Part II. An intravenous trocar was placed in 66 patients who underwent general anesthesia for surgery between May 2017 and June 2017 in the preparation room, followed by intravenous infusion of compound sodium chloride at 10 ml/kg/h. The operation room ambient temperature, hemodynamic monitoring, midazolam sedation, and IVCD measurements were performed as described in part I. IVCD measurements were used to calculate the most sensitive index (MSI). The optimal cutoff value (OCV) of the MSI from part I was used to divide the patients in part II into two groups: group B (MSI ≥ OCV), and group S (MSI < OCV). Prior to IGA, group B were administered an intravenous bolus of compound sodium chloride (8 ml/kg) over a period of 30 min to maintain sufficient body fluid volume. Group S were administered an intravenous infusion of compound sodium chloride injection at 10 ml/kg/h for 30 min for volumetric maintenance. IGA was started after 30 min of infusion in both groups. IGA was performed as described in part I. Sevoflurane (1–2%) was used to maintain anesthesia after tracheal intubation. We recorded the pre- and post-infusion MAP and HR of both groups, and the lowest MAP and HR in the period between IGA and surgery commencement.

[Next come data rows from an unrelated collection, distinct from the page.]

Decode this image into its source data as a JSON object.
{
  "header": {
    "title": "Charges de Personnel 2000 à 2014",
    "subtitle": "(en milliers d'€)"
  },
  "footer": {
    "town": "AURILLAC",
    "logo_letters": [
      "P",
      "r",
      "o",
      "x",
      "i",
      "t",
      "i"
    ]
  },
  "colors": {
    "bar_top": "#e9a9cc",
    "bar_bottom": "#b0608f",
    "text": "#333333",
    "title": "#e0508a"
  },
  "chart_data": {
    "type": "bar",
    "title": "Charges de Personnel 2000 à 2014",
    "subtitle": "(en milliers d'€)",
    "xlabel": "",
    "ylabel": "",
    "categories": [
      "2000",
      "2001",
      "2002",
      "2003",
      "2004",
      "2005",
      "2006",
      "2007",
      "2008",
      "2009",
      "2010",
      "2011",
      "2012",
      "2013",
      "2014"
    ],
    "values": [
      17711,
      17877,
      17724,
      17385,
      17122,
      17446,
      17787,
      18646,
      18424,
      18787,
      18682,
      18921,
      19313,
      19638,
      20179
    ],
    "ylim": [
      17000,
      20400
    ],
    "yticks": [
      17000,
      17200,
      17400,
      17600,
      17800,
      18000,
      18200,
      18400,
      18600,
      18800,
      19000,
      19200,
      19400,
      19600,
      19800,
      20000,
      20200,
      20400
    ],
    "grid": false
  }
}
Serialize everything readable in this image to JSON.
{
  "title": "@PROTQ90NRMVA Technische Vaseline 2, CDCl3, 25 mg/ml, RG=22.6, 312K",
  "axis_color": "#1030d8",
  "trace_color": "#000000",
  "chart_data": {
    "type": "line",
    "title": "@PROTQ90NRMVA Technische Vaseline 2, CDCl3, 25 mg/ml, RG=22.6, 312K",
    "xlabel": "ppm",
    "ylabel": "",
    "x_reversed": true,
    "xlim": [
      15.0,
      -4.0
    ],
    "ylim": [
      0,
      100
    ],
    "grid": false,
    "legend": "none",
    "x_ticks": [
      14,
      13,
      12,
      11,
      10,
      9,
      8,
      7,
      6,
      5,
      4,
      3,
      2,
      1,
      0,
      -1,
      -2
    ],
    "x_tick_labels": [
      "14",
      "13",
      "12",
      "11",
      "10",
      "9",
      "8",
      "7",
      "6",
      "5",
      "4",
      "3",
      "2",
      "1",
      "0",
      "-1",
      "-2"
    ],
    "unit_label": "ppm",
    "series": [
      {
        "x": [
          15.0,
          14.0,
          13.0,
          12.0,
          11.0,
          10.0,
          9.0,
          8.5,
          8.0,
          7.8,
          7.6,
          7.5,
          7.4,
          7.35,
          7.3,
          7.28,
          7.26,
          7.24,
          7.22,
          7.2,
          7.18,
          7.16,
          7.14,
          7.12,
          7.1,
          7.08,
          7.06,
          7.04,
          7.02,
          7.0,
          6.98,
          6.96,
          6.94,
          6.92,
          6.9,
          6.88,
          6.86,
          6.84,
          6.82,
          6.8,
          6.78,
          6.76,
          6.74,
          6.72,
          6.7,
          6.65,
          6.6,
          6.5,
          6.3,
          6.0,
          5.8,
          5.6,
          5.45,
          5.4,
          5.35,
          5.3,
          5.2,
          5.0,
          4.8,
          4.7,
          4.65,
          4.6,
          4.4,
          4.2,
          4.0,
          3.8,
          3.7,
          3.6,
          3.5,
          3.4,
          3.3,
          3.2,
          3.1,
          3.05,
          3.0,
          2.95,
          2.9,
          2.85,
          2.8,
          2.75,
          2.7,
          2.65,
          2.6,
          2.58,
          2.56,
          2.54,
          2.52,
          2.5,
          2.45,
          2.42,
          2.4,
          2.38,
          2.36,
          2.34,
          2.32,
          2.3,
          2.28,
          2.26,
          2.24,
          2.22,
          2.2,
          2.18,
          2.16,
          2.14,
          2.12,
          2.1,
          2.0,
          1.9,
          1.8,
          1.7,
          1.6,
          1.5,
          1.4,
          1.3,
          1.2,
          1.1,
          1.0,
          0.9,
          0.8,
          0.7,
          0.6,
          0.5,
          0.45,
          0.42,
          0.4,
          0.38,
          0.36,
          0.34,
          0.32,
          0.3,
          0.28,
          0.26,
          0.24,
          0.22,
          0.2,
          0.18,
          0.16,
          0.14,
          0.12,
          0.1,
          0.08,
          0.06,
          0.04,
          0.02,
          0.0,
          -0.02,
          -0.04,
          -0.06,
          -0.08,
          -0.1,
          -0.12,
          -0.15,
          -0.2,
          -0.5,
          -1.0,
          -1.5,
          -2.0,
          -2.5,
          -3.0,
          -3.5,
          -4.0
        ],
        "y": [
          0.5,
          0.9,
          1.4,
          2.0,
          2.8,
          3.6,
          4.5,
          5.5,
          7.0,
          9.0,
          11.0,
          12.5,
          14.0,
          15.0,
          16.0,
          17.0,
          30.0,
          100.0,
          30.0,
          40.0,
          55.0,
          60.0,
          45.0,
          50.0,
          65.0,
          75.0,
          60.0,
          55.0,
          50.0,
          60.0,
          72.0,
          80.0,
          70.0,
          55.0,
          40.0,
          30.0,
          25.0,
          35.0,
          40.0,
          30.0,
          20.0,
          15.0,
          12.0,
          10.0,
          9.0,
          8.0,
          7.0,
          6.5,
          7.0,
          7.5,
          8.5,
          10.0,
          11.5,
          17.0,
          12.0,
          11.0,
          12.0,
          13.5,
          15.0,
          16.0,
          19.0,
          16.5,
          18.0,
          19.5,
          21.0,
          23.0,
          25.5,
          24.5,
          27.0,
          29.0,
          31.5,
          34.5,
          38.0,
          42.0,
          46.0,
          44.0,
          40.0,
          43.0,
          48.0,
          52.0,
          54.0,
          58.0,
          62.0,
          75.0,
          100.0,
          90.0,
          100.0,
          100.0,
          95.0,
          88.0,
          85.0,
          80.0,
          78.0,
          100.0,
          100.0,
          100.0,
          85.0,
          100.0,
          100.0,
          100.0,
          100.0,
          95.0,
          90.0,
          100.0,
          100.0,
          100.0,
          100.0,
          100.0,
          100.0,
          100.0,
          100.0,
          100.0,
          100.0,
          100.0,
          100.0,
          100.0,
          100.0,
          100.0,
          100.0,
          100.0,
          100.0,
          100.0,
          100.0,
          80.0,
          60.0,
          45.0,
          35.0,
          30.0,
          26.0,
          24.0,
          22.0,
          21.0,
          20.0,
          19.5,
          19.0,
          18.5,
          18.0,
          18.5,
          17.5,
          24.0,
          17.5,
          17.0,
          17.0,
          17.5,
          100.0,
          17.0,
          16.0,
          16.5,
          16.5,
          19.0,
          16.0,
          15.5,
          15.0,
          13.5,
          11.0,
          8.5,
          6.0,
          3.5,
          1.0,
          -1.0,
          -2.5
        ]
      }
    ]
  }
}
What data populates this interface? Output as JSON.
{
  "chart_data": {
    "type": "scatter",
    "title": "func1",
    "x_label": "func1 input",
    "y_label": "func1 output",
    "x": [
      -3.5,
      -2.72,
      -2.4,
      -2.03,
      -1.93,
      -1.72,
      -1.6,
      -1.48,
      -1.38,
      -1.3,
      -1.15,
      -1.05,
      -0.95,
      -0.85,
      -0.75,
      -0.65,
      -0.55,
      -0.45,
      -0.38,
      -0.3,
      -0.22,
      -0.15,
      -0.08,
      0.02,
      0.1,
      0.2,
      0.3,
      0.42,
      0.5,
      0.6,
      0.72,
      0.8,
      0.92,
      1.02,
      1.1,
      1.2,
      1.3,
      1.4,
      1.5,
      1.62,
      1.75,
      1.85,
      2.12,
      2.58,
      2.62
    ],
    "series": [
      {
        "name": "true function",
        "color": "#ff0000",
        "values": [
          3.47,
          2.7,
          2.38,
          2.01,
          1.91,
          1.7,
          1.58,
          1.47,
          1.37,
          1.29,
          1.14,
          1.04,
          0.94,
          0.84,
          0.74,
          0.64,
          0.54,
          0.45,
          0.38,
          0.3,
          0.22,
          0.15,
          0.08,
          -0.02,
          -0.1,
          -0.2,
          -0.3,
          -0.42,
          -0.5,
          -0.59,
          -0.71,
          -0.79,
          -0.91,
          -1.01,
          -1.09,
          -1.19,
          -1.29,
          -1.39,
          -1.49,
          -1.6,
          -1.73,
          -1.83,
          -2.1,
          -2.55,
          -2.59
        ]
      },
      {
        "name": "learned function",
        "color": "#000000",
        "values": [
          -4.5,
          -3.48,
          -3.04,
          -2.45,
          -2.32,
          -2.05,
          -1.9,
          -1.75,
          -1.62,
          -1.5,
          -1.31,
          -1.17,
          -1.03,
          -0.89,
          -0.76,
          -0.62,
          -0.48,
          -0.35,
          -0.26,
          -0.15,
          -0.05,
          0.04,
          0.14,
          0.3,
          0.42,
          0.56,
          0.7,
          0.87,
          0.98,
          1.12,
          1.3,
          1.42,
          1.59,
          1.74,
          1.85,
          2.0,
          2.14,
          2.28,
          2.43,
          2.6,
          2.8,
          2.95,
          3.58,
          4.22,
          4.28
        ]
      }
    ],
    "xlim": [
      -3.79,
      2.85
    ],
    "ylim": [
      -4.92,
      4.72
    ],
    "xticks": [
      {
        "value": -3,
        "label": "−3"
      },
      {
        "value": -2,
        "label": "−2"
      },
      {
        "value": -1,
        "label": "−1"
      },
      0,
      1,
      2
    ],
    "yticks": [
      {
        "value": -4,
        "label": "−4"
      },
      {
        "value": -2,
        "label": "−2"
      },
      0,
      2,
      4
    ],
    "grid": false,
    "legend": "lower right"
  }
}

Those who did not have hypotension were observed for at least 10 min between IGA and surgery commencement. Hypotension was defined as a MAP decrease of ≥ 20% from baseline, and bradycardia was defined as a HR of < 40 beats/min. If hypotension occurred, phenylephrine (50 µg, Shanghai Hefeng Pharmaceutical Co., Ltd., China) was administered intravenously. If bradycardia occurred, atropine 0.5 mg was administered intravenously. These two medications were re-administered as necessary until MAP was ≥ 20% of the baseline value and HR was ≥ 40 beats/min. The number of patients who received phenylephrine and/or atropine was recorded during IGA.
Statistical analysis.
Quantitative values were expressed as the mean ± SD. The paired-sample t-test was used to compare paired samples. Comparisons between groups were carried out with the independent sample t-test, and correlation analysis was carried out using Pearson’s coefficient. The receiver operating characteristic (ROC) curve of the observed results was generated, and the area under the ROC curve was calculated. One-way analysis of variance (ANOVA) was used for multi-group comparisons, followed by Bonferroni’s correction. Replicate measurements were analyzed using ANOVA, and numerical data were analyzed using the chi-squared test, with p<0.05 considered statistically significant. The statistical analysis was performed with SPSS 22.0 (SPSS Inc., Chicago, IL, USA).